Let’s begin with the ATTO Disk Benchmark, one of the most popular applications designed to measure storage bandwidth.
ATTO benchmark surprised me the most. The Rage Prime flash drive reached 878MB/s read bandwidth, and 880MB/s write bandwidth! This is simply amazing. Results were repeatable, no matter how many times I was running the benchmark.
To test random operations, we are usually using CrystalDiskMark. This is one of the best storage benchmarks, and it’s also free.
CrystalDiskMark results are better than what we can achieve on a SATA III SSD, reaching 620MB/s. This is maybe not as spectacular as 880MB/s in the ATTO benchmark, but still great. All other results are also good, including 38MB/s in low queue 4k read what is very close to what we can see on faster SATA III SSD.
Considering exceptional results in previous benchmarks, I was a bit disappointed about the results in PCMark 10. These results are still very high for a USB flash drive. On the other hand, SATA III SSD, which would be worse in a direct comparison in ATTO and CrystalDiskMark, would be twice as fast in PCMark 10. We can assume that these long tests activated thermal throttling, and that’s why the performance is lower than expected.

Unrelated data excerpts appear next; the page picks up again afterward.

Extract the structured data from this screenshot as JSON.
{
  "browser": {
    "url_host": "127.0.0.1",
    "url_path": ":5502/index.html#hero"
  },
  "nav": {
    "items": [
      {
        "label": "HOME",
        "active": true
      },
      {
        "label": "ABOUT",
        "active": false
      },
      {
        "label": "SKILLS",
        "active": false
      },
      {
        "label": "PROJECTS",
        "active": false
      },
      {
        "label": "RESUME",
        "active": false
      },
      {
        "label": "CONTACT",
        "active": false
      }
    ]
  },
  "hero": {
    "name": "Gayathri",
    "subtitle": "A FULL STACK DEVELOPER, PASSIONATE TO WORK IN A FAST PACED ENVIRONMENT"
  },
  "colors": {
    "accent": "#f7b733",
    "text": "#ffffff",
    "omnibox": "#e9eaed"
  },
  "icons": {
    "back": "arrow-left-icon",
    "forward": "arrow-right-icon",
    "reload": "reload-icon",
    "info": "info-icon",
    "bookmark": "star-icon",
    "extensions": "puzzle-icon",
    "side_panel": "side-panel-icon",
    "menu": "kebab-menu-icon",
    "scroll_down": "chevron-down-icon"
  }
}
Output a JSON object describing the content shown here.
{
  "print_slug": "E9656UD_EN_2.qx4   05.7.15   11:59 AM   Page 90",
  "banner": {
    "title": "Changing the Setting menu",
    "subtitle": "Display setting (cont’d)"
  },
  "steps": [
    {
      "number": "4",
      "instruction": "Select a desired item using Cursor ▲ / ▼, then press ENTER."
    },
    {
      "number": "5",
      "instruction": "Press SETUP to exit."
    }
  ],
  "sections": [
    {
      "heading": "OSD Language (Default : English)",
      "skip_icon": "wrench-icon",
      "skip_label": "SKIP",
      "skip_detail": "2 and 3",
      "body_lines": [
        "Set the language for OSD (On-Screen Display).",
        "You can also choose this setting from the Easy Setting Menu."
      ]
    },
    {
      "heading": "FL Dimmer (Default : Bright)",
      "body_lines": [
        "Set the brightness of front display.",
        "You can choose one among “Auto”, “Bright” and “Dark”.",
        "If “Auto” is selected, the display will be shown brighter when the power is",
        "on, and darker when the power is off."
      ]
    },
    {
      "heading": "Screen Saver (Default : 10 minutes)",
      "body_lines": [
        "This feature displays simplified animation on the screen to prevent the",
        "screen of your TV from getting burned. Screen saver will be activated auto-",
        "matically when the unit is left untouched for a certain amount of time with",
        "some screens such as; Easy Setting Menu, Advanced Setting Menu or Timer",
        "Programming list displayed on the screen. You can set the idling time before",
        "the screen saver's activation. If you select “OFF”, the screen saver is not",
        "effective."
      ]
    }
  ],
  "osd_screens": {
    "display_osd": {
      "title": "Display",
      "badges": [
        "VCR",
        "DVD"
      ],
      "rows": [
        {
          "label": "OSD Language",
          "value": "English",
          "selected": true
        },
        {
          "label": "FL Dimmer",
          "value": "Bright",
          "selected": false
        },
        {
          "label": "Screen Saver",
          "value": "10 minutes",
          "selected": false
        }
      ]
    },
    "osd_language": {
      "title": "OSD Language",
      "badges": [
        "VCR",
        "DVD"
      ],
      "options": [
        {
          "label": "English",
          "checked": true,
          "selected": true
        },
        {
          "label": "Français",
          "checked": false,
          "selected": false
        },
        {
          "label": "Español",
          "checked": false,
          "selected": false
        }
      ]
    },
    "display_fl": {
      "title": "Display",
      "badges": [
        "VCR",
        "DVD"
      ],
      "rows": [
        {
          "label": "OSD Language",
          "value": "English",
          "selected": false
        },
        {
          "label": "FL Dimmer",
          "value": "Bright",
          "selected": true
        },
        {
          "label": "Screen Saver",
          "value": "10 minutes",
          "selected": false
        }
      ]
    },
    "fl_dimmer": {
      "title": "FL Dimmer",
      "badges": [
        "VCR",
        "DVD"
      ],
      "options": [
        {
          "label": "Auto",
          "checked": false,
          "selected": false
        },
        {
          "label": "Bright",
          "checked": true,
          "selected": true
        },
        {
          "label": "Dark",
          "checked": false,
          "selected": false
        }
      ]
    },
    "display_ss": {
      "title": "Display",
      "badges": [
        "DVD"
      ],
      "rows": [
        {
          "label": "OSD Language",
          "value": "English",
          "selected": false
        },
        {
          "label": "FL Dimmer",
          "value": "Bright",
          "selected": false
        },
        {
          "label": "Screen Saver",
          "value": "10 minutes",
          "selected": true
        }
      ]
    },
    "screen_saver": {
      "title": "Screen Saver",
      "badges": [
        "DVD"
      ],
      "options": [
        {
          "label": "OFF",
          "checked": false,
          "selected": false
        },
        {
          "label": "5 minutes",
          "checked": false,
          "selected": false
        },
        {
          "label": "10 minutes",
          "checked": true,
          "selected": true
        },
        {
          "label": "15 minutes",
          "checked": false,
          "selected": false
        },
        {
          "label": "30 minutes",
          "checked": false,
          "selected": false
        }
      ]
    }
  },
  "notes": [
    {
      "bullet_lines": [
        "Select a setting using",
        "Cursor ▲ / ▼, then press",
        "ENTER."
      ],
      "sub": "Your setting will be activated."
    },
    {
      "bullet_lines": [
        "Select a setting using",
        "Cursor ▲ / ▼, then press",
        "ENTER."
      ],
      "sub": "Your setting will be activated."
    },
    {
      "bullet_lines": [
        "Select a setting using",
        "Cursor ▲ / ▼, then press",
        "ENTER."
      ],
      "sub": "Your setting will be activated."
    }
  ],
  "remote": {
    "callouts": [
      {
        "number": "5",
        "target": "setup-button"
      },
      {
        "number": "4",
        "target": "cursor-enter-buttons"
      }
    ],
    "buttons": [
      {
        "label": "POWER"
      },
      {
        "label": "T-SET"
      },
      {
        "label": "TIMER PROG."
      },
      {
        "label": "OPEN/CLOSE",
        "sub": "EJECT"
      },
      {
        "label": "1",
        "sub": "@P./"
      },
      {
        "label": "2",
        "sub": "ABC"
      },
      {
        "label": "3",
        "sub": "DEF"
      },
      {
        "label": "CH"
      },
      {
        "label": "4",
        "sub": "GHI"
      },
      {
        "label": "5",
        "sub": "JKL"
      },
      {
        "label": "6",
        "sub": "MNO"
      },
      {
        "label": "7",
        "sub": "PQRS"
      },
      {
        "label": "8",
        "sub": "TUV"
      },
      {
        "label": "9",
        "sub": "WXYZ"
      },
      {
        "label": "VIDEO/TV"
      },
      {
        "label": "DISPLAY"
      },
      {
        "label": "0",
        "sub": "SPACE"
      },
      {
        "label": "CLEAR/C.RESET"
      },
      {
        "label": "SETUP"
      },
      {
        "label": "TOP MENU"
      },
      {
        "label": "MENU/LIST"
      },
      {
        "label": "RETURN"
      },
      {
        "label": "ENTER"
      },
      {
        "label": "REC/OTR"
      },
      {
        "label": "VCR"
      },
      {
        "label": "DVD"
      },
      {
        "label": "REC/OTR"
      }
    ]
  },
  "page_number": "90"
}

Anvil’s Storage Utilities benchmark usually shows lower bandwidth, but 500MB/s+ is still high. No thermal throttling in this benchmark.
I was curious to see how IOPS looks on Rage Prime, and it’s not bad at all. Up to 70k IOPS in two different benchmarks is again amazing.
A longer investigation gave us some answers about the performance while the Rage Prime is overheating. Just after a long benchmark like PCMark 10, we started CrystalDiskMark, then the bandwidth was between 200-300MB/s until the temperature went down to mid 70°C. So it’s not like the high temperature will cause the drive to stop working, but it will be slower. Even if the throttling activates, then Rage Prime is still one of the fastest flash drives on the market. We just wish it could run at a lower temperature.
The temperature problem appears almost only when we connect the Rage Prime to a USB 3.2 Gen 2, and it works at its full speed. Once connected to the 3.2 Gen1 port, the temperature is up to 65°C, and the bandwidth is around 400-450MB/s without any throttling.